Galati makes a point of thanking everyone who comes to Dominic’s for choosing his restaurant. “People have to drive here,” he says. “We make sure it’s worth their while.”

“I make sure that everyone knows who I am,” Galati explains. “It gives them a sense of security when they see that someone who owns the business is there. They know that somebody is watching.”

Although Galati has promoted many employees, he keeps control of the kitchen as his own responsibility. “That’s what really made me a success,” He says.

Rather than turn away patrons who don’t adhere to Dominic’s dress code, Galati says he bends the rules and allows men who are not wearing jackets to dine there. “It’s hard to get people to dress up today, and you can’t keep enough jackets on hand,” he notes.

However, if a man comes in wearing shirtsleeves on his first visit, the next time he is likely to be wearing a jacket, Galati says, after seeing how the others are dressed.

Another change is that most people are eating lighter. “We do more grilling and make sauces lighter,” he observes. “We have changed.
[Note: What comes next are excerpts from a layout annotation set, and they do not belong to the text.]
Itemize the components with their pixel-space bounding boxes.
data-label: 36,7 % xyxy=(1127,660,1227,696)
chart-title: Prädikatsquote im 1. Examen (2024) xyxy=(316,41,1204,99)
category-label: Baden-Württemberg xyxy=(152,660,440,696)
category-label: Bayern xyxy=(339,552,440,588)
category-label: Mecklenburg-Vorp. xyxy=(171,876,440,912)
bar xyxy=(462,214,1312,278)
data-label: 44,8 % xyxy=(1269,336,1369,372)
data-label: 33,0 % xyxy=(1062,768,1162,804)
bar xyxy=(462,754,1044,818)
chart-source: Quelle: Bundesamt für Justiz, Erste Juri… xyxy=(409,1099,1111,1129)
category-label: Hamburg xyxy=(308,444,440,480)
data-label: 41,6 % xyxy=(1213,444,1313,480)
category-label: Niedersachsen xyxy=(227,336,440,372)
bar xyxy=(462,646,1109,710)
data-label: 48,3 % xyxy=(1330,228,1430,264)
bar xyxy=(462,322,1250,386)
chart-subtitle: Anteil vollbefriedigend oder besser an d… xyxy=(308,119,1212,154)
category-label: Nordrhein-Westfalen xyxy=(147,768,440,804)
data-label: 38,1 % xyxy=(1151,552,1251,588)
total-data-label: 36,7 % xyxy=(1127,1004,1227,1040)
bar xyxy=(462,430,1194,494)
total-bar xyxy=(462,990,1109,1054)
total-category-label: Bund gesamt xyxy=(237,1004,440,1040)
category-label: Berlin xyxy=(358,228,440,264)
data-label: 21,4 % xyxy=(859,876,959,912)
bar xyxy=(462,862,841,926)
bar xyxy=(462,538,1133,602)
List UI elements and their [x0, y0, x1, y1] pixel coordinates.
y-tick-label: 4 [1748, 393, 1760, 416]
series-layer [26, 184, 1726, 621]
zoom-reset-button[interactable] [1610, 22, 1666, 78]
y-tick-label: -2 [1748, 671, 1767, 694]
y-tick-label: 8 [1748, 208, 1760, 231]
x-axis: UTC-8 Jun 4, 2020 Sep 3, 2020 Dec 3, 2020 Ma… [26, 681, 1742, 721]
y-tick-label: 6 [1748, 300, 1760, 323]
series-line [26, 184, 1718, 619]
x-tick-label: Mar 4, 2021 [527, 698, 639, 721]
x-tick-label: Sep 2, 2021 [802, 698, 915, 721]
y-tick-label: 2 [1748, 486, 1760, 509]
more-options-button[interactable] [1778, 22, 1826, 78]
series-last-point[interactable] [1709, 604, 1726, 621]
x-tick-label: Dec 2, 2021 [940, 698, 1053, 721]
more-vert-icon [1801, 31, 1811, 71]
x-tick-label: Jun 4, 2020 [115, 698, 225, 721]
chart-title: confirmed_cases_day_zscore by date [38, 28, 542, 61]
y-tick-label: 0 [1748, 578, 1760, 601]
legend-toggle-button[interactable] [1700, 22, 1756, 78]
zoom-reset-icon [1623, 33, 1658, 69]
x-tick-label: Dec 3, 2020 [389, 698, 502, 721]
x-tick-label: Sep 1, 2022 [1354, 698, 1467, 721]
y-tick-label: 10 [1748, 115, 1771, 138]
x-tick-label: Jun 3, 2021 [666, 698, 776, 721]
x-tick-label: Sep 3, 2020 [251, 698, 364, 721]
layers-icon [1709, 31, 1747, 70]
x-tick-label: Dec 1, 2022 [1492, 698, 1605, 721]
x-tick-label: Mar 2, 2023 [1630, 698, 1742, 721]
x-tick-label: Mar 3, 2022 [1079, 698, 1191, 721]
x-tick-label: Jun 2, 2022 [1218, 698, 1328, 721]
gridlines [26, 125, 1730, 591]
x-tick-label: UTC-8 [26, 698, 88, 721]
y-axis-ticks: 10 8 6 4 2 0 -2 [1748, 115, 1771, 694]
But it’s amazing that there are still some people who want the old-fashioned dishes, like lobster in cream sauce. It’s rich, but people love it.”

The wine list now totals close to 300 wines, primarily from Italy and California. Galati seeks out small vineyards that offer good values. He also looks for wines with Wine Spectator ratings above 90.

Tony May, owner of San Domenico in New York, who knows Galati and has been to Dominic’s comments that Galati is to be commended for his staying power and for his efforts to update his menu continuously. “He serves the type of food that Italians eat today, not the way they used to eat,” May says. “He has not remained behind like so many Italian restaurants in this country.”

While Galati is keeping Dominic’s a classic fine-dining restaurant, he hopped on the casual bandwagon four years ago by opening Dominic’s Trattoria in suburban Clayton, which is open for lunch as well as dinner.

To keep on top of contemporary Italian food trends, he visits Italy and other European countries every year. “We always bring back something new,” he says.

2003 Restaurateur Of The Year

Lou Grone, President of the Greater St. Louis Restaurant Association has announced that Dominic and Jackie Galati have been selected as the Restaurateurs of the Year for 2003.

The award is given by fellow restaurateurs in the association and is based on contributions to the food service industry as well as civic and philanthropic activities.

Dominic and Jackie were honored at the annual inaugural dinner on Sunday, February 8, 2004 at the St. Louis Airport Marriot.

The Greater St. Louis Restaurant Association is an affiliated chapter of the Missouri Restaurant Association.